Abstract

While studies have evaluated emphysema and fibrotic interstitial lung abnormality (ILA) individually, less is known about their combined progression. To define clinically meaningful progression of fibrotic ILA in smokers without interstitial lung disease and evaluate the effects of fibrosis and emphysema progression on mortality. Emphysema and pulmonary fibrosis were assessed on baseline and 5-year follow-up computed tomography scans of 4450 smokers in the COPDGene study using deep learning algorithms. Emphysema was classified as absent, trace, mild, moderate, confluent, or advanced destructive. Fibrosis was expressed as a percentage of lung volume. Emphysema progression was defined as an increase by at least one grade. A hybrid distribution and anchor-based method was used to determine minimally clinically important difference (MCID) in fibrosis.

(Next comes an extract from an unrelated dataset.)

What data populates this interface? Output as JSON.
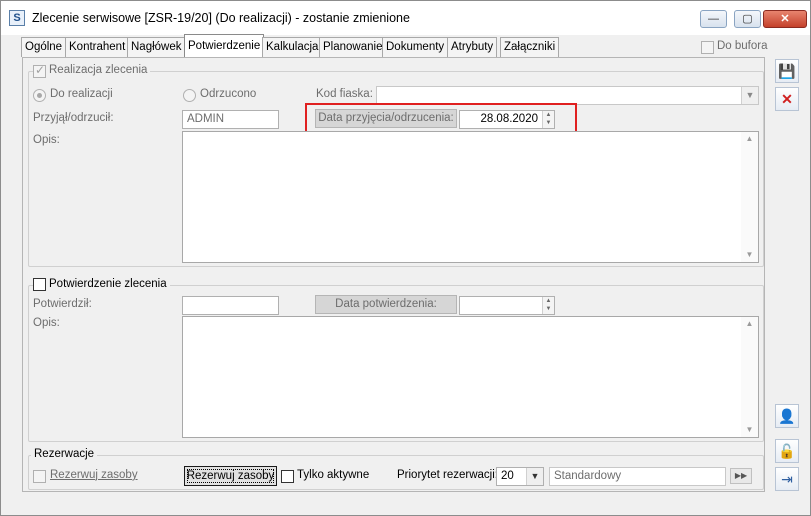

The relationship between progression and mortality was evaluated using multivariable shared frailty models using an age timescale. The MCID for fibrosis was 0.58%. Based on this threshold, 2822 (63%) had progression of neither emphysema or fibrosis, 841 (19%) had emphysema progression alone, 512 (12%) had fibrosis progression alone, and 275 (6.2%) had progression of both. Compared to non-progressors, hazard ratios for mortality were 1.42 (95% CI: 1.11-1.82) in emphysema progressors, 1.49 (1.14-1.94) in fibrosis progressors, and 2.18 (1.58-3.02) in those with progression of both emphysema and fibrosis. In smokers without known interstitial lung disease, small changes in fibrosis may be clinically significant, and combined progression of emphysema and fibrosis is associated with increased mortality.